As part of the study, researchers looked into whether a car-free Switzerland was economically viable. The answer is surprisingly positive, provided, of course, that part of the budget allocated to roads is transferred to the development of public transport and new infrastructure. "Based on our geographic models, which incorporate various criteria, we concluded that it wouldn't be technically difficult to develop a car-free society, but the current infrastructure would have to be adapted."
Fast moving walkways, telecommuting and anthropology
As part of the study, EPFL's TRACE Laboratory came up with the idea of building fast moving walkways that allow people to get around town quickly without a car. This invention has already caught the eye of the European Commission. Also at EPFL, a study was conducted into the mobility of those living in the Lake Geneva region. It showed that building strategic public transport links could influence the means of transport chosen by people over the long term. The disruptive influence of driverless cars was also analyzed. According to the researchers, these cars will play a unique role in how we get around since they are not designed to replace human-driven cars. At ETH Zurich, researchers looked into how people's timetables could be reorganized in a car-free society, especially by making greater use of telecommunications and telecommunicating. At USI, a difference was observed between German-speaking Switzerland and the French- and Italian-speaking parts of the country, with private cars slightly more popular in the latter regions.
Kindling an in-depth debate
For the PostCarWorld researchers, a car-free world is much more likely now than it was 20 years ago. While the individual interviews revealed that Swiss people are contradictory in their approach to mobility, they also showed that people were increasingly aware of the issue and open-minded, and that their expectations were evolving. According to Lévy, "The balance is shifting. People living in downtown areas are aware that the cars polluting the air around them and creating noise come from outside the town, and that the fine particles they produce are deadly. Certain public policies have changed, but the Swiss Constitution sends a mixed signal: it sets sustainable development as an objective but also stipulates that people must be free to choose their means of transport. But does this right to mobility conflict with other rights, such as the right to health?"

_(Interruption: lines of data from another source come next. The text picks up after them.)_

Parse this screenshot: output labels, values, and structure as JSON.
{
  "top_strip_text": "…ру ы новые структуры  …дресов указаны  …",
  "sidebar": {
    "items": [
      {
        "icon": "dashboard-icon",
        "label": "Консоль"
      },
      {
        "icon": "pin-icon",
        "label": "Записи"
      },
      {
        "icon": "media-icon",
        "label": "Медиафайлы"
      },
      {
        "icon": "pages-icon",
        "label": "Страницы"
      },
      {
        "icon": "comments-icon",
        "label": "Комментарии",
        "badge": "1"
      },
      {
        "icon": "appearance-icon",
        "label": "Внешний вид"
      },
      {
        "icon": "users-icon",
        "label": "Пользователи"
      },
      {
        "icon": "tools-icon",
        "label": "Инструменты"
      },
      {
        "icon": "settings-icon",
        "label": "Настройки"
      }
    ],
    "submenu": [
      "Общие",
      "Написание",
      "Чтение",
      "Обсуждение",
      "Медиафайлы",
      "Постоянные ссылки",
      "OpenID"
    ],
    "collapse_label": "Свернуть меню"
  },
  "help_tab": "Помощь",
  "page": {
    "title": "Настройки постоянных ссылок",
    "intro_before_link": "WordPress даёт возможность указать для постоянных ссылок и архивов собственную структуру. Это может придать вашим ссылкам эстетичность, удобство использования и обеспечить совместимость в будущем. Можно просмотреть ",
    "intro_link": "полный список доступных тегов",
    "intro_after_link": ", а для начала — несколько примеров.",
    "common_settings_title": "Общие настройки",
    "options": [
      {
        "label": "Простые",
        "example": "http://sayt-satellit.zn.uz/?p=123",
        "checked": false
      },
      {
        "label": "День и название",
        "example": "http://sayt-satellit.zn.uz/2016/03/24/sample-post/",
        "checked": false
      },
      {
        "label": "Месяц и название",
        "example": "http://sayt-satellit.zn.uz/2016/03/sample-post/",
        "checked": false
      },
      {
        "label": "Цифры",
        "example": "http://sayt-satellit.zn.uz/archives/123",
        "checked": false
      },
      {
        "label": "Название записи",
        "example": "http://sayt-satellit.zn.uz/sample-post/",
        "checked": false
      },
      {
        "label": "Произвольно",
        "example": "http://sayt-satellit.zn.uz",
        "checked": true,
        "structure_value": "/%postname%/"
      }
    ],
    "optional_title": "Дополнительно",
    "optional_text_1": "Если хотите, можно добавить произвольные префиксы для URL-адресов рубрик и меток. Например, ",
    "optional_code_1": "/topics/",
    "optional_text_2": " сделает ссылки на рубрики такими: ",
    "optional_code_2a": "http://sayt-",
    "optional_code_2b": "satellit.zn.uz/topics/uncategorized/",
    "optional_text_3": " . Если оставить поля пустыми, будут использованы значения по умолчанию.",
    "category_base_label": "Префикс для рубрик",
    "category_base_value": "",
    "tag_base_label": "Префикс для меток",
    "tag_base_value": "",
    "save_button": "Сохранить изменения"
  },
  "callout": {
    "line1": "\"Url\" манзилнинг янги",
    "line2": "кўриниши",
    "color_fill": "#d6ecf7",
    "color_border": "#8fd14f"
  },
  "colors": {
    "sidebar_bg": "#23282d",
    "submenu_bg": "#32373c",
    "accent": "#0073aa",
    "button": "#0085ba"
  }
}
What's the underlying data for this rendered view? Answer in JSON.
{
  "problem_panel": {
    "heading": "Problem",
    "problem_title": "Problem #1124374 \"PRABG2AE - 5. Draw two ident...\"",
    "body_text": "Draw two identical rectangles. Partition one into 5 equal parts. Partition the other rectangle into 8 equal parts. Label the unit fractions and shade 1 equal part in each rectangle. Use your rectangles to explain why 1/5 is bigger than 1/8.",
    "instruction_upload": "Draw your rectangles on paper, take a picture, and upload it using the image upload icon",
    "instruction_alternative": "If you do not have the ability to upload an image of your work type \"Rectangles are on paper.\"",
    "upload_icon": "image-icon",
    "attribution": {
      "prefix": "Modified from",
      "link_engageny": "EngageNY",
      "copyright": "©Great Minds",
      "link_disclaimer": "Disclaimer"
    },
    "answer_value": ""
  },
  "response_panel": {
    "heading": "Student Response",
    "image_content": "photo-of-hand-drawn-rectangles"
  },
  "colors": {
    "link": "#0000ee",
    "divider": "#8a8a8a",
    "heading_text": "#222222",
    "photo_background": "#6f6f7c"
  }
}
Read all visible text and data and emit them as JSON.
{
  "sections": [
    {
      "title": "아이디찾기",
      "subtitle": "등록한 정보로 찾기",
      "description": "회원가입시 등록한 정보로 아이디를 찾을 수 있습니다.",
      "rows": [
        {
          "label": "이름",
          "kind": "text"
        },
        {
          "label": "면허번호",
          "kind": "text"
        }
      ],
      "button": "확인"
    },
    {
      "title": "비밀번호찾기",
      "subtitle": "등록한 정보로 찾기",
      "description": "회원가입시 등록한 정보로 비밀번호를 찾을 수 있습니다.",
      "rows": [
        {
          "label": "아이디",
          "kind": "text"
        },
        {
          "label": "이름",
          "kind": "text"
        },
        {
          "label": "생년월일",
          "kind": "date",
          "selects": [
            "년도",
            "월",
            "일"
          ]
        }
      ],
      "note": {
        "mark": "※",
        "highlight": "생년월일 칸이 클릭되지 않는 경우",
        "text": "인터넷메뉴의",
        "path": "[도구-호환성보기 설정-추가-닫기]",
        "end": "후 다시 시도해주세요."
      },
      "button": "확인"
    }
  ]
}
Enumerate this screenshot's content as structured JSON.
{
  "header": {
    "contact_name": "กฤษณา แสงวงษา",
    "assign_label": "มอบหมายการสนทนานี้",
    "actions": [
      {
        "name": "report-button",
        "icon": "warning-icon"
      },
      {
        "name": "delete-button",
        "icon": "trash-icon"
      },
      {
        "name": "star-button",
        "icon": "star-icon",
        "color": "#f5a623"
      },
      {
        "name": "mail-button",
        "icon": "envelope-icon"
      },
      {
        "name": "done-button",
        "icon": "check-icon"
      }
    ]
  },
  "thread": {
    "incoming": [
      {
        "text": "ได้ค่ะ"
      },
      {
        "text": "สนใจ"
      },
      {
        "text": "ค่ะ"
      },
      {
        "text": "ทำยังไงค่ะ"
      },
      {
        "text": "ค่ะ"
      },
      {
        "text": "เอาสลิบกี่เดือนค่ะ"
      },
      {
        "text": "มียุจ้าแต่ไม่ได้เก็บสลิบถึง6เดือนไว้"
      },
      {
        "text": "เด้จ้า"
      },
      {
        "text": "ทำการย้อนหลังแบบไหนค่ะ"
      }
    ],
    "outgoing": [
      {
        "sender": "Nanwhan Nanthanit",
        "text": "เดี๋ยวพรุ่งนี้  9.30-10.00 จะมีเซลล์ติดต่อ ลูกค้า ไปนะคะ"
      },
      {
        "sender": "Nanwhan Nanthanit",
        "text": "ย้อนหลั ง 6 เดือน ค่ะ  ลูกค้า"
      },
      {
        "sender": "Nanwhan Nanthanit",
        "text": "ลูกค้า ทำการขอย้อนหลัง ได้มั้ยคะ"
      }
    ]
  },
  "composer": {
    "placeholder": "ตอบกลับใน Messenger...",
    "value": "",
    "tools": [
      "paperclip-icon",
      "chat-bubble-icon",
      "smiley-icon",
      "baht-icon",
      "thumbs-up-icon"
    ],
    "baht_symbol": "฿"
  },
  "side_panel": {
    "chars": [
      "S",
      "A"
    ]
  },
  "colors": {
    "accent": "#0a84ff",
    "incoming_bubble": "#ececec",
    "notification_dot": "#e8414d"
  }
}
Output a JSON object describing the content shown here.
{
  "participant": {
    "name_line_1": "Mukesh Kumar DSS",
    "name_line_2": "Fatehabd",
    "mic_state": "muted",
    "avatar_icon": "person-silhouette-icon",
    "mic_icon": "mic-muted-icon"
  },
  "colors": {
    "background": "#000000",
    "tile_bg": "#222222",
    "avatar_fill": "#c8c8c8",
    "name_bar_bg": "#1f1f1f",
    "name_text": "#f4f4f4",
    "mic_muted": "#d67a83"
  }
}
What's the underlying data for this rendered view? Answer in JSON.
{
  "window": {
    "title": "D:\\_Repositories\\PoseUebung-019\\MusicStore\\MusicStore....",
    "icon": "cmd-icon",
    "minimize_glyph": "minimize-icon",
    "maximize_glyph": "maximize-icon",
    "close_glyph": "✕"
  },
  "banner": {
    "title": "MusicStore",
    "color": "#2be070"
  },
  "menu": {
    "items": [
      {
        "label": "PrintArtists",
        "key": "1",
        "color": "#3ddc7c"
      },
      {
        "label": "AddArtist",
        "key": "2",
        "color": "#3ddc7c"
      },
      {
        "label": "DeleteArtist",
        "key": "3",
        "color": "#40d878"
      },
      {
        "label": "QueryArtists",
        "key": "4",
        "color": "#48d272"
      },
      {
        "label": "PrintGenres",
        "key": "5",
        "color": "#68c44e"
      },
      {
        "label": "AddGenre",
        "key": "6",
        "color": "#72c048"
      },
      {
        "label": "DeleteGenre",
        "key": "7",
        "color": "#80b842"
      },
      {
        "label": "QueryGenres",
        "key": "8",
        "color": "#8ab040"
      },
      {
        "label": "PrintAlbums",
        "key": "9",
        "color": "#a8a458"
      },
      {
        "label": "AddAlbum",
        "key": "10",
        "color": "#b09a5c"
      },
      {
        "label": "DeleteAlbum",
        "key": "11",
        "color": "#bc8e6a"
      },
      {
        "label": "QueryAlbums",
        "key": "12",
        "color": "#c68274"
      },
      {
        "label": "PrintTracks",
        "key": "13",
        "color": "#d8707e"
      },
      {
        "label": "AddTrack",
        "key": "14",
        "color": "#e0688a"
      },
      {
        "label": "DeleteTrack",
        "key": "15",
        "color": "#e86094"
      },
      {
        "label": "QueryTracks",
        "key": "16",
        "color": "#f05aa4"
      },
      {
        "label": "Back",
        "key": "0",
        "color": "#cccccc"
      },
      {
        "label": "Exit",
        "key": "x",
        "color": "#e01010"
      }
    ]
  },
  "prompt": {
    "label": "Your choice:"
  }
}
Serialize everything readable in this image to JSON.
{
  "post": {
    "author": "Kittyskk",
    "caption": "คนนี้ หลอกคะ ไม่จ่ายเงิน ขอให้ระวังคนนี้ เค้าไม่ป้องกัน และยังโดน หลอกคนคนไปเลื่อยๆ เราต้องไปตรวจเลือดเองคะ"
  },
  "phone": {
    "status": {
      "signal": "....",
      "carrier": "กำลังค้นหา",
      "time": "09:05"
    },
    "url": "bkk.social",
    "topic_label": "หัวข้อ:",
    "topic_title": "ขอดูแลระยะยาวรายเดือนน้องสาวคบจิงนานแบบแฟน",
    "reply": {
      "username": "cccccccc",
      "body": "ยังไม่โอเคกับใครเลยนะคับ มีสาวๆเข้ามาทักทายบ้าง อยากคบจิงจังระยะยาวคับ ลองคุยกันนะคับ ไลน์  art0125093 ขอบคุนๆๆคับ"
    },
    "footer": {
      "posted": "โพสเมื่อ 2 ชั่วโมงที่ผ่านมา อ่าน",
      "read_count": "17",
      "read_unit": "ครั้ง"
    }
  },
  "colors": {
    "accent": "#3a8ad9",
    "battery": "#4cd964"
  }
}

According to the researchers, these contradictions are a product of the paradoxes of our time – and a sign that we are transitioning to a post-car society. "That picture-perfect image still used in car ads of a lone driver surrounded by the Grand Canyon resonates less these days: we spend more time stuck in traffic jams and our cars are equipped with such things as cameras and drowsiness and speed detectors. Drivers are expected to have the same reflexes as a machine and be able to absorb a lot of information at the same time. That's far removed from the pleasure of driving fast and conquering open spaces."